San Francisco, Aug 16 : Warner Bros Discovery (WBD) has laid off over 70 employees (14 percent) of its workforce, from its HBO as well as the HBO Max streaming service.The staff is being dismissed under HBO and HBO Max chief content officer Casey Bloys, impacting 70 employees, according to The New York Times.
“Unscripted and live-action family programs to HBO Max, the streaming service, were the most affected,” the report said late on Monday.
Other cuts affected HBO Max’s casting and acquisitions, and international departments.
The most recent round of cuts comes following AT&T’s WarnerMedia officially joined forces with Discovery, Inc.in April.
The deal was a result of AT&T take home $43 billion in an arrangement of cash-based debt securities and debt retention.

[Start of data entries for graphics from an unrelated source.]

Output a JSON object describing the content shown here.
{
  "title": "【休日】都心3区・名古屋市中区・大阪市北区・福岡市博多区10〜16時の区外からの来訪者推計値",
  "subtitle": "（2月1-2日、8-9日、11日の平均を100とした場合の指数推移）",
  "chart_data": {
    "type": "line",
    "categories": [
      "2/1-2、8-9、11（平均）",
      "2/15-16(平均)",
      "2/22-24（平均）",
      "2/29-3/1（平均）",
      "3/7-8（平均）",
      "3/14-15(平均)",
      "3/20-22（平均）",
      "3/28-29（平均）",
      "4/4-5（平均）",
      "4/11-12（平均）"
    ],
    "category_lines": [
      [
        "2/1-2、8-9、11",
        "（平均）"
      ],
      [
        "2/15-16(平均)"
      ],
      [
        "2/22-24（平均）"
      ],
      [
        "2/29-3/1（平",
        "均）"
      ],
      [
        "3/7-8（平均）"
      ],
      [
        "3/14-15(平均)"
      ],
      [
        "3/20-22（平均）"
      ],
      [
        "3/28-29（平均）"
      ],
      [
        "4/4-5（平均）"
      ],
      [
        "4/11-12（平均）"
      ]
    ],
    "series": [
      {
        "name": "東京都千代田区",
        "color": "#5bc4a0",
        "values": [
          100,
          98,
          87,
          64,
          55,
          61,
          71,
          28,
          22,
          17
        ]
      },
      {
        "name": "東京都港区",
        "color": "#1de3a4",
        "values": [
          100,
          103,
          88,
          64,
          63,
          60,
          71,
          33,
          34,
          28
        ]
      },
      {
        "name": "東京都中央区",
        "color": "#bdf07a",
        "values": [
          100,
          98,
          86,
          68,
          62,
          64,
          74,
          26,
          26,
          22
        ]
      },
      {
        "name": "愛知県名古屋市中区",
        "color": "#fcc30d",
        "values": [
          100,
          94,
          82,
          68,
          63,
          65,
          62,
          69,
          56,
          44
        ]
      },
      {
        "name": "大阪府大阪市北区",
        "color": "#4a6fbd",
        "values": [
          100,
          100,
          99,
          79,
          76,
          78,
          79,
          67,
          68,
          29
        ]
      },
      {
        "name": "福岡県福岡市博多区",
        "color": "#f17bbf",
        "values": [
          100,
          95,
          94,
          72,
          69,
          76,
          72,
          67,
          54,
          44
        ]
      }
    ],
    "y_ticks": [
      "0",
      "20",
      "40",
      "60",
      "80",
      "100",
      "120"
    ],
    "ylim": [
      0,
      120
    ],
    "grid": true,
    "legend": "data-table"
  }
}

In addition the shareholders of AT&T got 0.241917 shares of WBD for every part of AT&T common stock that they owned at the closing.
In the end, AT&T shareholders received 1.7 billion shares of WBD which is 70 percent of WBD shares on the basis of a fully diluted basis.
The combination makes a leading entertainment and media firm, Warner Bros.Discovery (or “WBD”.
Warner Bros.Discovery had earlier shut down the CNN+ streaming service within one month of the service’s launch and cost the company almost $300 million.
The new company will develop and publish the world’s best differentiated and complete collection of brands, content, and franchises in film, television and streaming.